Similar measures have been taken in North Dakota in response to issues other than the abortion rights movement: “North Dakota lawmakers in recent years have grumbled about certain constitutional initiatives voters have approved, including measures for a state Ethics Commission in 2018 and for term limits on the governor and state lawmakers last year” (Dura Reference Dura2023). Consequentially, the North Dakota legislature approved a bill in 2023 that makes it more challenging for constitutional initiatives to qualify for the ballot and be adopted. Voters will be asked on the 2024 ballot to approve or reject the constitutional amendment, which would (1) establish a single-subject rule for initiatives (both statutory and constitutional), (2) increase the signature requirement for constitutional amendment initiatives from 4 percent of the resident population to 5 percent of the resident population of the state, and (3) require proposed constitutional initiatives that have qualified for the ballot to win approval in both the next primary and the next general elections (Mitchell Reference Mitchell2023).
In Arkansas, Republican lawmakers chose another route rather than amending the constitution: After voters had soundly rejected a constitutional amendment in 2022, which was proposed by the legislature to stiffen the requirements to get a measure on the ballot (increasing the required vote to approve ballot initiatives to 60 percent and applying to measures placed on the ballot via petition or by the legislature), the legislature simply passed new requirements as state law. They also aimed to increase the hurdles but targeted hurdles other than the ones that had just been rejected, picking up on a rejected amendment from 2020. Governor Huckabee Sanders signed the law in March 2023, whereby the number of counties where a minimum number of signatures from registered voters must be submitted was raised from fifteen to fifty (Smyth Reference Smyth2023a). The minimum is defined as “not less than one-half of the designated percentage of the electors” (Vrbin Reference Vrbin2023), with the percentage being set at ten for proposed constitutional amendments (Smyth Reference Smyth2023a).
Conclusions
The goal of this chapter is to impress upon the reader two points: first, the diversity of constitutional amendments, and second, the significance of them. Section 1.1 deals with this diversity and shows how many different simple rules are used (different actors are assigned the role of a veto player, different decision-making rules are selected, intermediate elections are required, referendums may be added in the mix, or time or other constraints are imposed; then sometimes these rules are combined, and other times they are presented as alternatives). All such cases are presented in Section 1.1, with the goal to underline the diversity and complications of constitutional amendment rules.

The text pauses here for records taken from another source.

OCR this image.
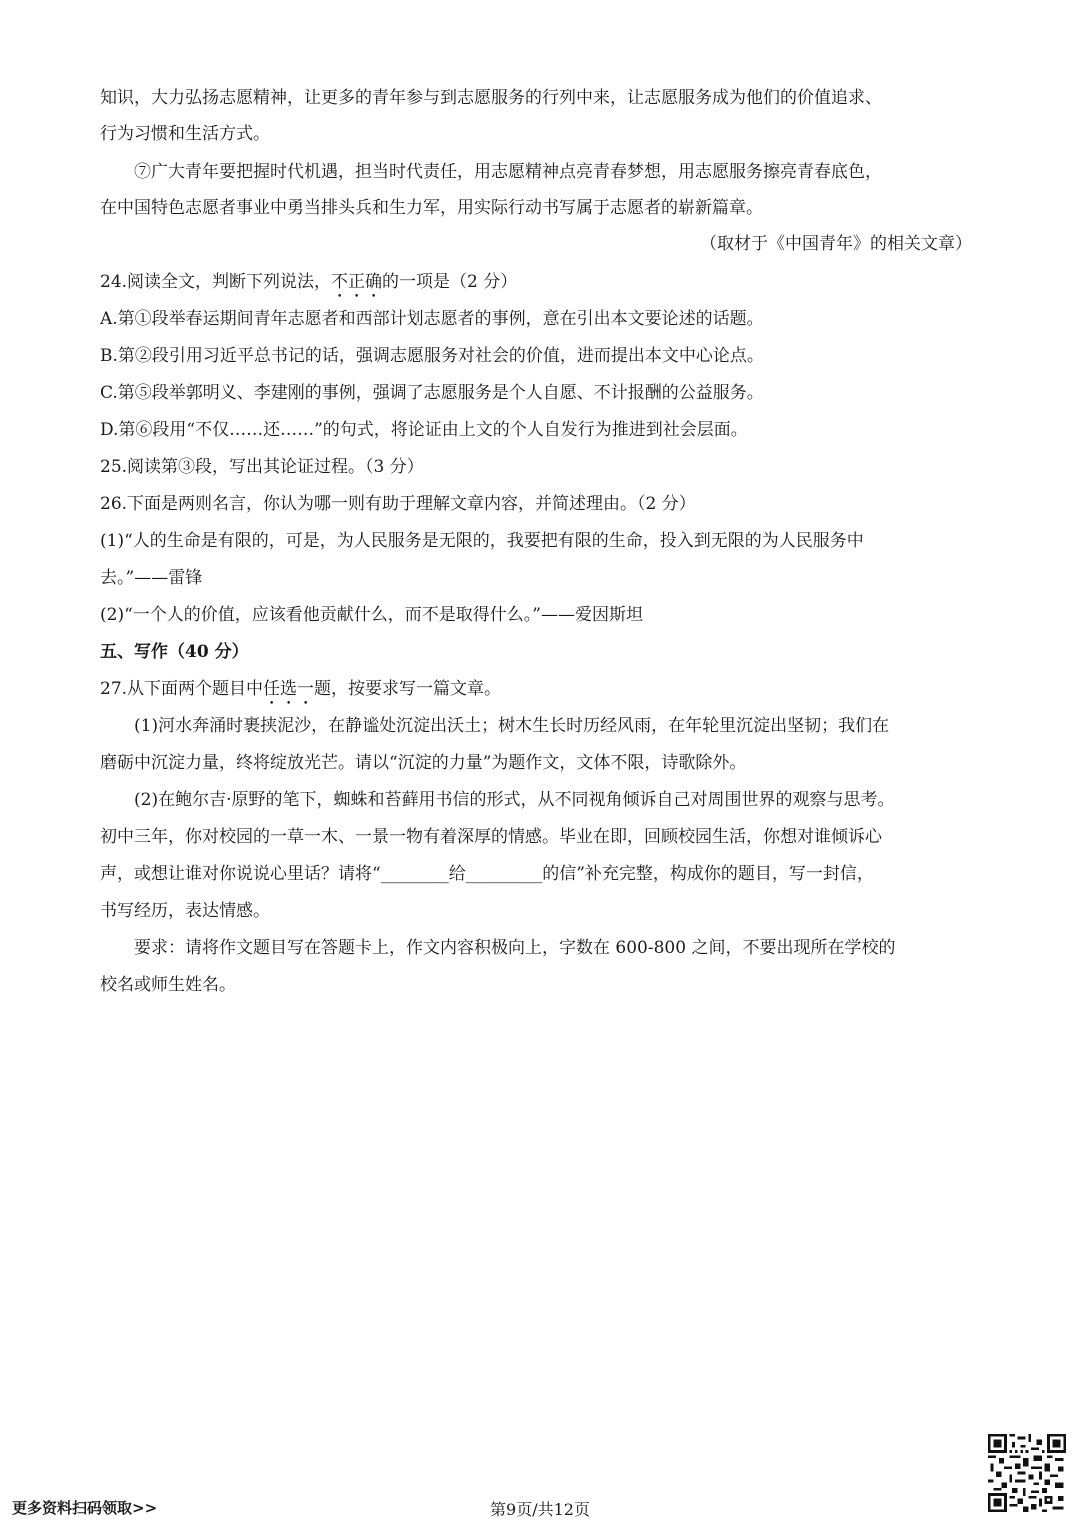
知识，大力弘扬志愿精神，让更多的青年参与到志愿服务的行列中来，让志愿服务成为他们的价值追求、
行为习惯和生活方式。
⑦广大青年要把握时代机遇，担当时代责任，用志愿精神点亮青春梦想，用志愿服务擦亮青春底色，
在中国特色志愿者事业中勇当排头兵和生力军，用实际行动书写属于志愿者的崭新篇章。
（取材于《中国青年》的相关文章）
24.阅读全文，判断下列说法，不正确的一项是（2 分）
A.第①段举春运期间青年志愿者和西部计划志愿者的事例，意在引出本文要论述的话题。
B.第②段引用习近平总书记的话，强调志愿服务对社会的价值，进而提出本文中心论点。
C.第⑤段举郭明义、李建刚的事例，强调了志愿服务是个人自愿、不计报酬的公益服务。
D.第⑥段用“不仅……还……”的句式，将论证由上文的个人自发行为推进到社会层面。
25.阅读第③段，写出其论证过程。（3 分）
26.下面是两则名言，你认为哪一则有助于理解文章内容，并简述理由。（2 分）
(1)“人的生命是有限的，可是，为人民服务是无限的，我要把有限的生命，投入到无限的为人民服务中
去。”——雷锋
(2)“一个人的价值，应该看他贡献什么，而不是取得什么。”——爱因斯坦
五、写作（40 分）
27.从下面两个题目中任选一题，按要求写一篇文章。
(1)河水奔涌时裹挟泥沙，在静谧处沉淀出沃土；树木生长时历经风雨，在年轮里沉淀出坚韧；我们在
磨砺中沉淀力量，终将绽放光芒。请以“沉淀的力量”为题作文，文体不限，诗歌除外。
(2)在鲍尔吉·原野的笔下，蜘蛛和苔藓用书信的形式，从不同视角倾诉自己对周围世界的观察与思考。
初中三年，你对校园的一草一木、一景一物有着深厚的情感。毕业在即，回顾校园生活，你想对谁倾诉心
声，或想让谁对你说说心里话？请将“________给_________的信”补充完整，构成你的题目，写一封信，
书写经历，表达情感。
要求：请将作文题目写在答题卡上，作文内容积极向上，字数在 600-800 之间，不要出现所在学校的
校名或师生姓名。
更多资料扫码领取>>	第9页/共12页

Sections 1.2 and 1.3 focus on the significance of these rules by presenting how these rules become the objects of political conflict or the targets of modification for political reasons, making constitutional change easier or more difficult to achieve. These two sections demonstrate that the policy preferences of different actors become the source of induced institutional preferences: The actors understand that the best way to promote their policy preferences is to modify in a specific way the rules of the game (that is, alter the constitution). The conclusion of these two sections is to persuade the reader that these amendment rules matter a lot – a conclusion that may be trivial for some readers but has been disputed in the literature.